We now come to another mode of diving, in which the bell is practically superseded by the flexible tube, which allows to the diver far more range than can be obtained by the bell. In this case the diver wears a peculiar dress, the chief part of which is a helmet so constructed that air can be introduced to it from above the surface of the water, and, after respiration, can escape by means of a valve.
Air is pumped into the tube by assistants above water, and, as the tube is long and elastic, the diver can move about with considerable freedom. As is the case with the diving-bell, the diver’s tube is strengthened by an internal spiral wire, so that it is always open, however it may be bent or twisted.
The right-hand figure of the illustration represents the diver examining part of a sunken vessel. The tube through which he breathes is seen passing to the surface of the water, and so is the line by which he gives his signals to his comrades above. In his hand he holds a lamp which can burn for a limited time, being connected by a smaller but similarly constructed tube to a vessel of compressed air.

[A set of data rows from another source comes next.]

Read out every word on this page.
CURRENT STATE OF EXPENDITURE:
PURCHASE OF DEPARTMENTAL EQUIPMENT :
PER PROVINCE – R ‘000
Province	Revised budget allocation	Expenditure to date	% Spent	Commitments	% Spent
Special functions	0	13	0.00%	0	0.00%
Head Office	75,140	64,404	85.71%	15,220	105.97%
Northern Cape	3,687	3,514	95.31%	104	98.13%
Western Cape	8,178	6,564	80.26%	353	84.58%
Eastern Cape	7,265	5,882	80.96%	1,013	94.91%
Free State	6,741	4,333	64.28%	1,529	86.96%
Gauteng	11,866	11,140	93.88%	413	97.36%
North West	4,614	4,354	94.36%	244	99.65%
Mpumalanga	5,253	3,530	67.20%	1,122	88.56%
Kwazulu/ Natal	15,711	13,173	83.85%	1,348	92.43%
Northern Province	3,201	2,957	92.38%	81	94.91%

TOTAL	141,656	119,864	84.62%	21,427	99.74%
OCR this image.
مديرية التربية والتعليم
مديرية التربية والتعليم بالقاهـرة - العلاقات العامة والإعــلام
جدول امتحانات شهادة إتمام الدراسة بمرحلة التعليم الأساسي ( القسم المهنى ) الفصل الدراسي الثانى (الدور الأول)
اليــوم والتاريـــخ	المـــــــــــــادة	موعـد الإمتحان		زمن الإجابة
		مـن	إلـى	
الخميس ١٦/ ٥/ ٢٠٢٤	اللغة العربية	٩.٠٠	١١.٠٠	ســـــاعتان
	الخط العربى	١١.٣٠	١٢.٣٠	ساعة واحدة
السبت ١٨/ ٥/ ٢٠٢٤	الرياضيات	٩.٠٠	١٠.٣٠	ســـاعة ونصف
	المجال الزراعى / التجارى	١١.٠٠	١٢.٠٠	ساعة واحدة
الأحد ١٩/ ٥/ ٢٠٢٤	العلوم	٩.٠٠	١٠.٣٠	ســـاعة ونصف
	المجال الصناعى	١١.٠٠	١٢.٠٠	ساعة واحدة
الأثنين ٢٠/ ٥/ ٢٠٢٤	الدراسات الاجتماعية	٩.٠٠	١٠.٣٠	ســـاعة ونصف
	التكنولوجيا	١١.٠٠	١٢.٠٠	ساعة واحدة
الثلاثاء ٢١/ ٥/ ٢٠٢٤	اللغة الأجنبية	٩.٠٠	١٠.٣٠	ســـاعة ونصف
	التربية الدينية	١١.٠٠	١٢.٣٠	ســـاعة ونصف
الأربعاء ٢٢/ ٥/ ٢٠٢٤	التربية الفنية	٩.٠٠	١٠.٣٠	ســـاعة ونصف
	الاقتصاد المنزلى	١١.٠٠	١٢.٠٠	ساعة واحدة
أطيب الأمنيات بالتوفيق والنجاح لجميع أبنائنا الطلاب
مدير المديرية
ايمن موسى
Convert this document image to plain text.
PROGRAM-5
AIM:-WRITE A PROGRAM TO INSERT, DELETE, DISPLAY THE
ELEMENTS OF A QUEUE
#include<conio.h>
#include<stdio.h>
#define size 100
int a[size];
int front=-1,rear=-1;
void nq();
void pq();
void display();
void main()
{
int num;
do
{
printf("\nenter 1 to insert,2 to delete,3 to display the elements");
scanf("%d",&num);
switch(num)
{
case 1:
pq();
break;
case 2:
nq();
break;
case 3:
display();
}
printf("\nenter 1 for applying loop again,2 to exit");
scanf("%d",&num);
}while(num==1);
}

On the left hand of the same illustration are shown the curious Rat-tail Maggots, as they are popularly called. They are the larvæ of the common Drone-fly (Eristalis tenax), which is so common towards the end of summer, and looks so curiously like a bee.
These creatures pass their larval life buried in the mud and below the surface of the water, and yet are obliged to breathe atmospheric air. This they do by means of the long appendages which have gained for them the name of Rat-tails. These “tails” are very elastic, and are capable of elongation and contraction to a wonderful extent.
When the creature is undisturbed, it lies buried in the mud with its head downwards, and its tail extended so that it reaches the surface of the water. Within this tail are two air-tubes, which are connected with the principal tracheæ, which have already been mentioned. They are wonderfully elastic, and, when the tail is extended to its utmost limit, are nearly straight. When, however, the tail is contracted, the tubes become self-coiled by their own elasticity, and shrink into the base of the tail.
As the tail is very transparent, it is easy to see how these movements are conducted. The larvæ, which may be found in almost any stagnant water, should be placed in a tall and narrow glass. Some mud should be placed at the bottom of the glass, which should then be filled with water to the depth of three inches or so.
When the mud has quite subsided, and the water become clear, the long slender tails of the larvæ will be seen so elongated that their tips reach just above the surface of the water. A magnifying-glass will easily show the two tubes within the tail.
Let the glass be but slightly tapped, and all the tail is withdrawn in a moment, so as to be out of reach of external danger. The magnifying-glass will then show the two tubes lying contracted in the base of the tail, and taking astonishingly little space, considering the amount of elongation which they can sustain. And, on examining the various bends and curves of the tubes, the value and power of the spiral spring will at once be seen. True, they are very small, but in Nature all things go by comparison, and our whole earth itself is as a grain of sand upon the seashore among the grandeurs of the visible universe.